Warning: This game, as well as any videos I may link to in this review, are not recommended for people with a history of epileptic seizures.
Games that try to integrate your music library into the gameplay are nothing new, with the roots of the idea stretching back all the way to the almost legendary original PlayStation title Vib-Ribbon(1999). Although considered greatly innovative at the time, the concept never really went anywhere and the few games that tried to follow suit almost exclusively faded into obscurity, remembered fondly by the few gamers who actually bought them.
Fast-forward to 2008 and Audiosurf, which burst out onto the rapidly expanding Steam platform to a wave of praising reviews and great sales numbers. Now, music suddenly seemed like a viable element to build your gameplay on, and it was expected that other developers would follow suit.
It would take until 2010 and Cold Beam Games‘ indie twin-stick arcade-shooter Beat Hazard before we got to see another brilliant take on the concept.
Even though Beat Hazard borrows it’s music-based gameplay from the likes of Audiosurf and Vib-Ribbon, that’s only half of the story. It’s pure action style, outlandish visuals and, at times, brutally insane difficulty are all heavily reminiscent of Geometry Wars and it’s old-school counterparts.
The problem with reviewing twin-stick shooters is that they are relatively simplistic by nature, and on the surface there usually isn’t a lot differentiating them from each other. You control a small ship on a square-sized grid, trying to avoid enemy fire and enemies while shooting what can be most closely described as “liquid lightning” (or lasers if you’re boring), picking up powerups and fighting huge-ass bosses. What really separates a good twin-stick shooter from a bad one is it’s look, sound and feel. This is where Beat Hazard gets it just right.
As the game helpfully informs you upon launch, you can play with a mouse and keyboard or a Xbox 360 controller. There is no mention of support for other gamepads, and I have been unable to test this out myself. The mouse and keyboard option handles very well, but I have no experience with the Xbox 360 controller.
As early as the menu screen you are stricken by the game’s overpowering visuals, as a song from the last folder you selected starts playing automatically with a visualizer in the background filling your screen with what can be closest likened to liquid lightning. In fact, this visualizer can sometimes prove a little too overpowering, making reading the menu text a little difficult at times.
The menu consists of your standard options like a leaderboard, stats, achievements, options, a tutorial and the two games modes. Curiously there’s a major game mode missing from the PC version, and that is co-op play – although the developer has expressed wishes to add both local and online co-op to the PC version in later patches.
The stats, leaderboard and achievement menus work like you would expect them to and the “learn the game” option summarizes everything you need to know with ease.
However, the menu problems rear their ugly heads when you start getting into actually choosing a song to play. Browsing through your hard-drive is both slow and clunky, and if your songs are not of mp3 format you aren’t going to be able to play them without converting. Once again, additional format support is something we can most probably expect in patches later on, but if a large portion of your music is in anything other than mp3, you might want to take that into consideration.
UPDATE: After patches, all the interface problems are gone and there is now OGG and FLAC support.
When you’ve navigated your way to your mp3 file of choice (high-tempo music and music with lots of variation recommended!), you’re greeted with a playing field much like Geometry Wars, and from here on out it’s almost like playing any other twin-stick shooter, just with enemies that shoot back, giant bosses, and gameplay morphing to your music of choice a’la Audiosurf.
There’s a multiplier system much like in Geometry Wars, only it goes up to 200 here, and you have to adjust to the enemies moving in set paths (based on your music) instead of following you, but generally if you’ve played Geometry Wars or any other twin-stick shooter, you’re going to pick up on Beat Hazard in no time at all.

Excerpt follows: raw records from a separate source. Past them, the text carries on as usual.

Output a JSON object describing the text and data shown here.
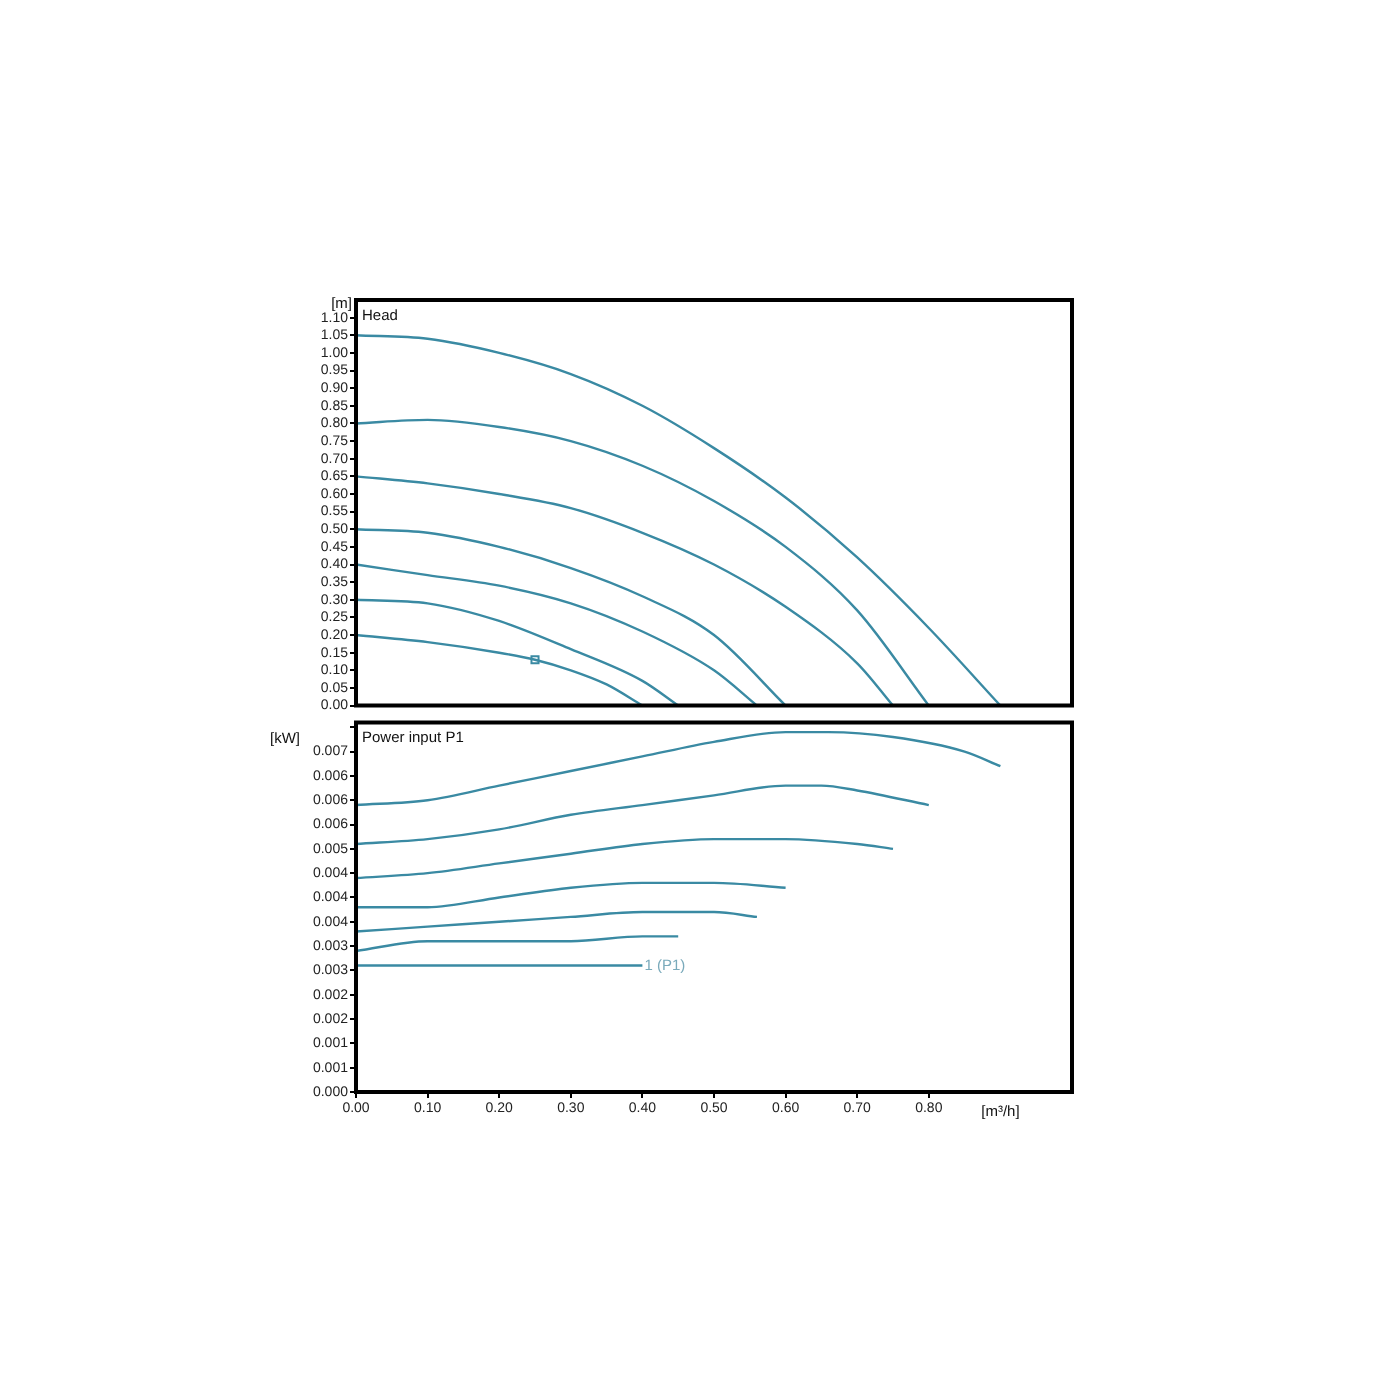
{
  "chart_data": [
    {
      "type": "line",
      "title": "Head",
      "ylabel": "[m]",
      "tick_labels": "y",
      "grid": false,
      "legend": false,
      "line_style": "solid",
      "xlim": [
        0,
        1.0
      ],
      "ylim": [
        0,
        1.15
      ],
      "yticks": [
        {
          "value": 0,
          "label": "0.00"
        },
        0.05,
        {
          "value": 0.1,
          "label": "0.10"
        },
        0.15,
        {
          "value": 0.2,
          "label": "0.20"
        },
        0.25,
        {
          "value": 0.3,
          "label": "0.30"
        },
        0.35,
        {
          "value": 0.4,
          "label": "0.40"
        },
        0.45,
        {
          "value": 0.5,
          "label": "0.50"
        },
        0.55,
        {
          "value": 0.6,
          "label": "0.60"
        },
        0.65,
        {
          "value": 0.7,
          "label": "0.70"
        },
        0.75,
        {
          "value": 0.8,
          "label": "0.80"
        },
        0.85,
        {
          "value": 0.9,
          "label": "0.90"
        },
        0.95,
        {
          "value": 1.0,
          "label": "1.00"
        },
        1.05,
        {
          "value": 1.1,
          "label": "1.10"
        }
      ],
      "series": [
        {
          "color": "#3a8aa3",
          "x": [
            0,
            0.1,
            0.2,
            0.3,
            0.4,
            0.5,
            0.6,
            0.7,
            0.8,
            0.9
          ],
          "values": [
            1.05,
            1.04,
            1.0,
            0.94,
            0.85,
            0.73,
            0.59,
            0.42,
            0.22,
            0
          ]
        },
        {
          "color": "#3a8aa3",
          "x": [
            0,
            0.1,
            0.2,
            0.3,
            0.4,
            0.5,
            0.6,
            0.7,
            0.8
          ],
          "values": [
            0.8,
            0.81,
            0.79,
            0.75,
            0.68,
            0.58,
            0.45,
            0.27,
            0
          ]
        },
        {
          "color": "#3a8aa3",
          "x": [
            0,
            0.1,
            0.2,
            0.3,
            0.4,
            0.5,
            0.6,
            0.7,
            0.75
          ],
          "values": [
            0.65,
            0.63,
            0.6,
            0.56,
            0.49,
            0.4,
            0.28,
            0.12,
            0
          ]
        },
        {
          "color": "#3a8aa3",
          "x": [
            0,
            0.1,
            0.2,
            0.3,
            0.4,
            0.5,
            0.6
          ],
          "values": [
            0.5,
            0.49,
            0.45,
            0.39,
            0.31,
            0.2,
            0
          ]
        },
        {
          "color": "#3a8aa3",
          "x": [
            0,
            0.1,
            0.2,
            0.3,
            0.4,
            0.5,
            0.56
          ],
          "values": [
            0.4,
            0.37,
            0.34,
            0.29,
            0.21,
            0.1,
            0
          ]
        },
        {
          "color": "#3a8aa3",
          "x": [
            0,
            0.1,
            0.2,
            0.3,
            0.4,
            0.45
          ],
          "values": [
            0.3,
            0.29,
            0.24,
            0.16,
            0.07,
            0
          ]
        },
        {
          "color": "#3a8aa3",
          "x": [
            0,
            0.1,
            0.2,
            0.25,
            0.3,
            0.35,
            0.4
          ],
          "values": [
            0.2,
            0.18,
            0.15,
            0.13,
            0.1,
            0.06,
            0
          ]
        },
        {
          "type": "scatter",
          "color": "#3a8aa3",
          "marker": "square",
          "x": [
            0.25
          ],
          "values": [
            0.13
          ]
        }
      ]
    },
    {
      "type": "line",
      "title": "Power input P1",
      "ylabel": "[kW]",
      "xlabel": "[m³/h]",
      "grid": false,
      "legend": false,
      "line_style": "solid",
      "xlim": [
        0,
        1.0
      ],
      "xticks": [
        {
          "value": 0,
          "label": "0.00"
        },
        {
          "value": 0.1,
          "label": "0.10"
        },
        {
          "value": 0.2,
          "label": "0.20"
        },
        {
          "value": 0.3,
          "label": "0.30"
        },
        {
          "value": 0.4,
          "label": "0.40"
        },
        {
          "value": 0.5,
          "label": "0.50"
        },
        {
          "value": 0.6,
          "label": "0.60"
        },
        {
          "value": 0.7,
          "label": "0.70"
        },
        {
          "value": 0.8,
          "label": "0.80"
        }
      ],
      "ylim": [
        0,
        0.0076
      ],
      "yticks": [
        {
          "value": 0,
          "label": "0.000"
        },
        {
          "value": 0.0005,
          "label": "0.001"
        },
        {
          "value": 0.001,
          "label": "0.001"
        },
        {
          "value": 0.0015,
          "label": "0.002"
        },
        {
          "value": 0.002,
          "label": "0.002"
        },
        {
          "value": 0.0025,
          "label": "0.003"
        },
        {
          "value": 0.003,
          "label": "0.003"
        },
        {
          "value": 0.0035,
          "label": "0.004"
        },
        {
          "value": 0.004,
          "label": "0.004"
        },
        {
          "value": 0.0045,
          "label": "0.004"
        },
        {
          "value": 0.005,
          "label": "0.005"
        },
        {
          "value": 0.0055,
          "label": "0.006"
        },
        {
          "value": 0.006,
          "label": "0.006"
        },
        {
          "value": 0.0065,
          "label": "0.006"
        },
        {
          "value": 0.007,
          "label": "0.007"
        },
        {
          "value": 0.0075,
          "label": null
        }
      ],
      "annotations": [
        {
          "text": "1 (P1)",
          "x": 0.4,
          "y": 0.0026
        }
      ],
      "series": [
        {
          "color": "#3a8aa3",
          "x": [
            0,
            0.1,
            0.2,
            0.3,
            0.4,
            0.5,
            0.6,
            0.66,
            0.75,
            0.85,
            0.9
          ],
          "values": [
            0.0059,
            0.006,
            0.0063,
            0.0066,
            0.0069,
            0.0072,
            0.0074,
            0.0074,
            0.0073,
            0.007,
            0.0067
          ]
        },
        {
          "color": "#3a8aa3",
          "x": [
            0,
            0.1,
            0.2,
            0.3,
            0.4,
            0.5,
            0.6,
            0.65,
            0.7,
            0.8
          ],
          "values": [
            0.0051,
            0.0052,
            0.0054,
            0.0057,
            0.0059,
            0.0061,
            0.0063,
            0.0063,
            0.0062,
            0.0059
          ]
        },
        {
          "color": "#3a8aa3",
          "x": [
            0,
            0.1,
            0.2,
            0.3,
            0.4,
            0.5,
            0.6,
            0.7,
            0.75
          ],
          "values": [
            0.0044,
            0.0045,
            0.0047,
            0.0049,
            0.0051,
            0.0052,
            0.0052,
            0.0051,
            0.005
          ]
        },
        {
          "color": "#3a8aa3",
          "x": [
            0,
            0.1,
            0.2,
            0.3,
            0.4,
            0.5,
            0.6
          ],
          "values": [
            0.0038,
            0.0038,
            0.004,
            0.0042,
            0.0043,
            0.0043,
            0.0042
          ]
        },
        {
          "color": "#3a8aa3",
          "x": [
            0,
            0.1,
            0.2,
            0.3,
            0.4,
            0.5,
            0.56
          ],
          "values": [
            0.0033,
            0.0034,
            0.0035,
            0.0036,
            0.0037,
            0.0037,
            0.0036
          ]
        },
        {
          "color": "#3a8aa3",
          "x": [
            0,
            0.1,
            0.2,
            0.3,
            0.4,
            0.45
          ],
          "values": [
            0.0029,
            0.0031,
            0.0031,
            0.0031,
            0.0032,
            0.0032
          ]
        },
        {
          "color": "#3a8aa3",
          "x": [
            0,
            0.1,
            0.2,
            0.3,
            0.4
          ],
          "values": [
            0.0026,
            0.0026,
            0.0026,
            0.0026,
            0.0026
          ]
        }
      ]
    }
  ]
}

The two game modes offer slightly differing takes on the same gameplay, with Survival mode (which plays tracks from the same folder until you lose) offering an endurance match more focused on long-term survival and managing your multipliers, while normal mode offers a playthrough of a single song, promoting more agressive play.
[youtube=http://www.youtube.com/watch?v=4uXQVaVvY9E&feature=PlayList&p=A76E27CAC607B97C&playnext_from=PL&index=0&playnext=1]
Direct link
The above footage is from the survival mode.

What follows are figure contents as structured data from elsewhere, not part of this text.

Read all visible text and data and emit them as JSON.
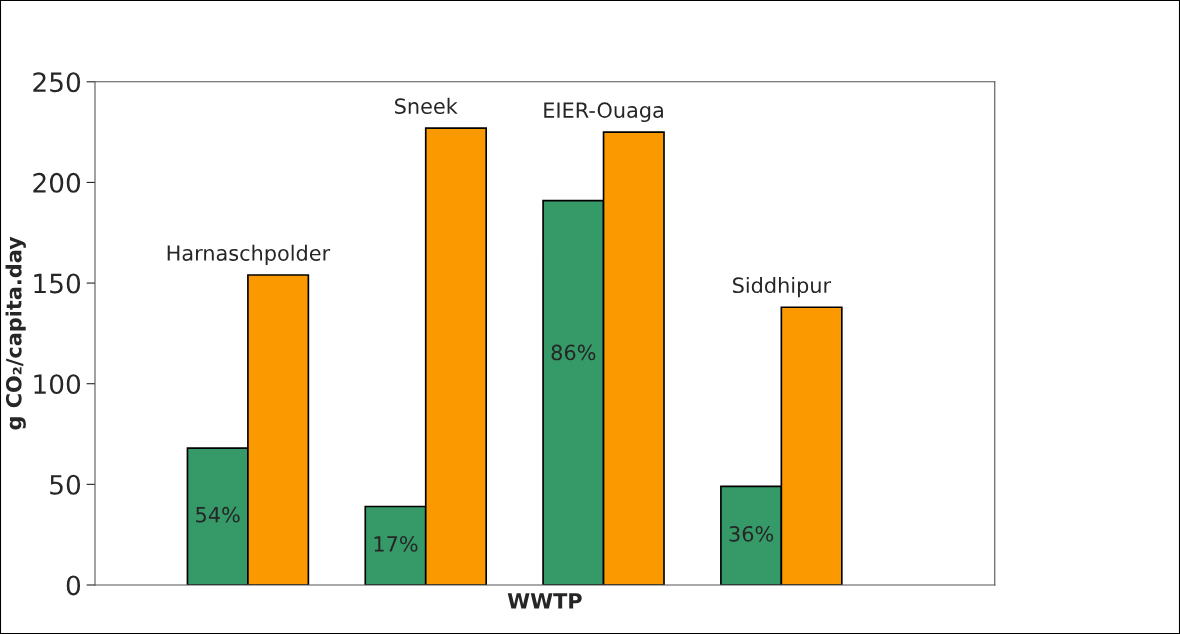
{
  "chart_data": {
    "type": "bar",
    "xlabel": "WWTP",
    "ylabel": "g CO₂/capita.day",
    "categories": [
      null,
      null,
      null,
      null
    ],
    "series": [
      {
        "color": "#359a68",
        "values": [
          68,
          39,
          191,
          49
        ]
      },
      {
        "color": "#fb9a00",
        "values": [
          154,
          227,
          225,
          138
        ]
      }
    ],
    "annotations": [
      "Harnaschpolder",
      "Sneek",
      "EIER-Ouaga",
      "Siddhipur",
      "54%",
      "17%",
      "86%",
      "36%"
    ],
    "ylim": [
      0,
      250
    ],
    "yticks": [
      0,
      50,
      100,
      150,
      200,
      250
    ],
    "grid": false,
    "legend": false
  }
}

There’s really not a lot else to say. What you see is what you get and if you’ve ever felt that Audiosurf needed more Geometry Wars, or just have an interest in twin-stick shooters in general, you can’t go wrong with Beat Hazard.
Summary
Developer: Cold Beam Games
Genre: Music-based twin-stick shooter.
Time: The length of your music library. Or the time it takes for your brain to melt.
Niggles: lack of co-op option in the PC version.
Get it for the: Insane visuals, fast pace, addictive gameplay, blow-your-mind-open boss-fights, music integration.
Disclaimer: I have spent about six hours with the PC version of Beat Hazard. I have not played the xbox 360 version.